If he’s checking out the options now, you can guarantee he’ll be looking later. Flee!
- He/she is mean to the server or tips stingily.
If your date doesn’t give common courtesy and operate with generosity to the people who wait on them, then expect similar treatment in a relationship. Kind people are kind across the board –no exceptions.
- They move towards sex on the first date.
Anyone trying to get in your pants on the first date clearly isn’t thinking “long-term” relationship. Just say “no thanks.”
- She’s a diva.
If she throws a tantrum, complains loudly or shows more drama than a stage production –move on.
- They over-imbibe.
Call it nerves (or possibly alcoholism) but if your date gets drunk on the first date they may lack self-control in stressful social situations. Not a keeper…throw back!
- Are they obnoxious? Competitive? Loud and attention-getting?
Are you cringing in your seat tem minutes into the date?
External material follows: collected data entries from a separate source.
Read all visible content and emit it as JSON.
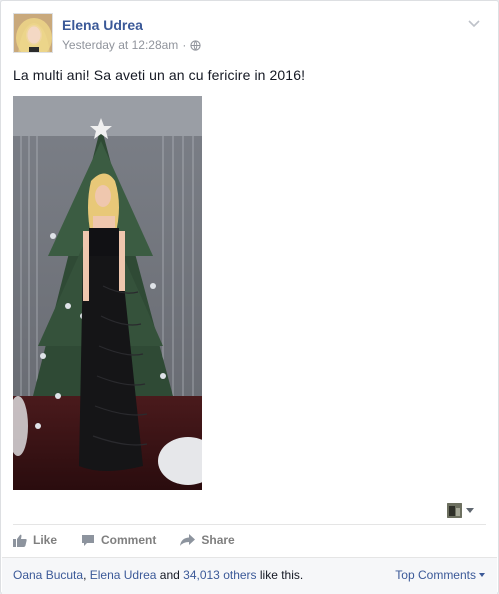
{
  "post": {
    "author": "Elena Udrea",
    "timestamp": "Yesterday at 12:28am",
    "separator": "·",
    "privacy_icon": "globe-icon",
    "text": "La multi ani! Sa aveti un an cu fericire in 2016!",
    "options_icon": "chevron-down-icon"
  },
  "actions": {
    "like_label": "Like",
    "comment_label": "Comment",
    "share_label": "Share"
  },
  "likes": {
    "name1": "Oana Bucuta",
    "comma": ", ",
    "name2": "Elena Udrea",
    "and": " and ",
    "others": "34,013 others",
    "suffix": " like this.",
    "top_comments_label": "Top Comments"
  },
  "colors": {
    "link": "#3b5998",
    "muted": "#90949c",
    "action": "#7f7f7f",
    "footer_bg": "#f6f7f9"
  }
}
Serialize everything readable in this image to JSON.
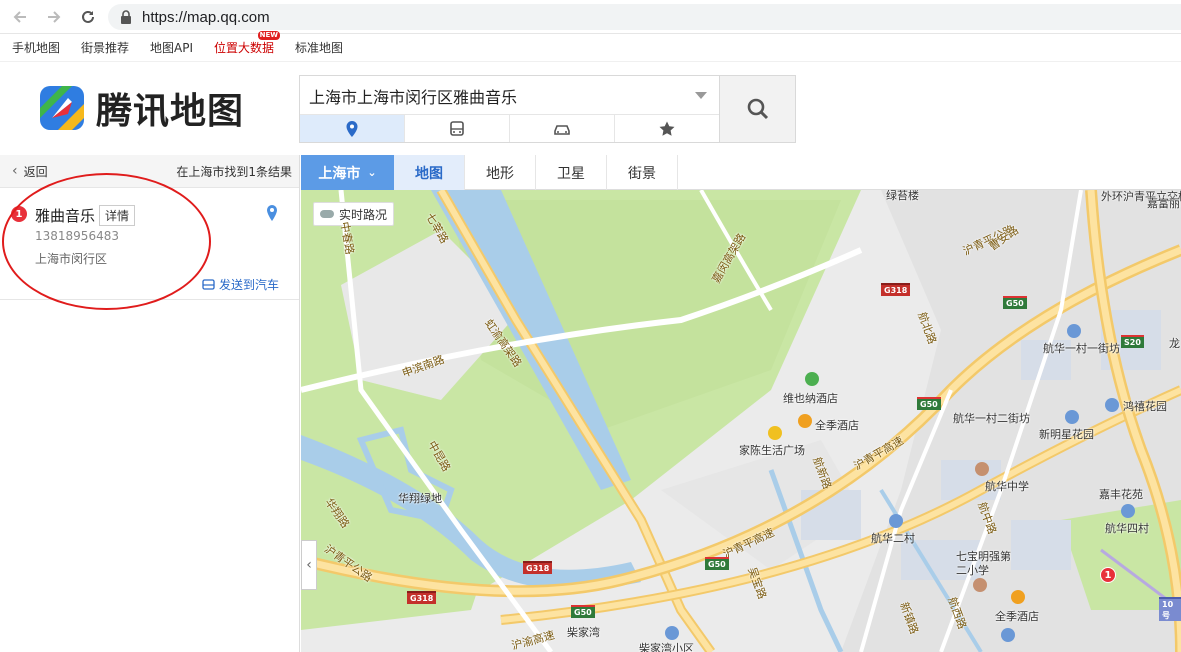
{
  "browser": {
    "url": "https://map.qq.com"
  },
  "bookmarks": [
    {
      "label": "手机地图"
    },
    {
      "label": "街景推荐"
    },
    {
      "label": "地图API"
    },
    {
      "label": "位置大数据",
      "badge": "NEW"
    },
    {
      "label": "标准地图"
    }
  ],
  "header": {
    "logo_text": "腾讯地图",
    "search_value": "上海市上海市闵行区雅曲音乐",
    "modes": [
      "location-icon",
      "bus-icon",
      "car-icon",
      "star-icon"
    ]
  },
  "leftpanel": {
    "back_label": "返回",
    "result_summary": "在上海市找到1条结果",
    "result": {
      "index": "1",
      "name": "雅曲音乐",
      "detail_label": "详情",
      "phone": "13818956483",
      "address": "上海市闵行区",
      "send_label": "发送到汽车"
    }
  },
  "maptoolbar": {
    "city": "上海市",
    "tabs": [
      "地图",
      "地形",
      "卫星",
      "街景"
    ]
  },
  "map": {
    "traffic_label": "实时路况",
    "labels": {
      "l1": "绿苔楼",
      "l2": "外环沪青平立交桥",
      "l3": "嘉富丽",
      "l4": "沪青平公路",
      "l5": "七莘路",
      "l6": "中春路",
      "l7": "嘉闵高架路",
      "l8": "龙",
      "l9": "航华一村一街坊",
      "l10": "鸿禧花园",
      "l11": "航华一村二街坊",
      "l12": "新明星花园",
      "l13": "维也纳酒店",
      "l14": "全季酒店",
      "l15": "家陈生活广场",
      "l16": "航华中学",
      "l17": "嘉丰花苑",
      "l18": "航华四村",
      "l19": "航华二村",
      "l20": "七宝明强第二小学",
      "l21": "全季酒店",
      "l22": "申滨南路",
      "l23": "华翔绿地",
      "l24": "中昆路",
      "l25": "华翔路",
      "l26": "沪青平公路",
      "l27": "虹渝高架路",
      "l28": "沪渝高速",
      "l29": "柴家湾",
      "l30": "柴家湾小区",
      "l31": "航北路",
      "l32": "航新路",
      "l33": "航中路",
      "l34": "航西路",
      "l35": "沪青平高速",
      "l36": "吴宝路",
      "l37": "新镇路",
      "l38": "曹安路",
      "l39": "沪青平高速"
    },
    "shields": {
      "s1": "G318",
      "s2": "G50",
      "s3": "S20",
      "s4": "G50",
      "s5": "G318",
      "s6": "G50",
      "s7": "G318",
      "s8": "G50",
      "s9": "10号"
    },
    "marker_index": "1"
  }
}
It will not get better and unlike a pet that barks too loud, you will have to appear in public with this person (if you are in a relationship) and it will only get worse.
- Other red flags?
Depressed, clingy, lives with parents after age twenty-five, has small children that live in another state, works 24/7, takes calls during the date, and can’t remember your name.
Last tip…
Don’t ignore the flashing blinky signals your date is giving off –no matter how pretty she is or how wealthy he is. (We mean it!)
What are some of the RED FLAGS you watch out for?
Good signals
But i have seen in my practice that if we avoid these flags in the first meeting then they can create problem in future so you should clear each question in the first meeting
Love your blog – but have to comment on the point about being unemployed. Speaking as someone who has been laid off a few times in recent years, due to no fault of my own, it’s really difficult to deal with all of the discrimination out there. There are companies that won’t even hire someone who’s unemployed, that’s hard enough to deal with, let alone bringing that into the dating world. Honestly when I was unemployed I had more time to think about dating and relationships, not less. Work is more of a distraction than looking for work. And by the way – being between jobs might be right where God wants the person – on a growth path to something else. God cares about more than what we do for a living anyway.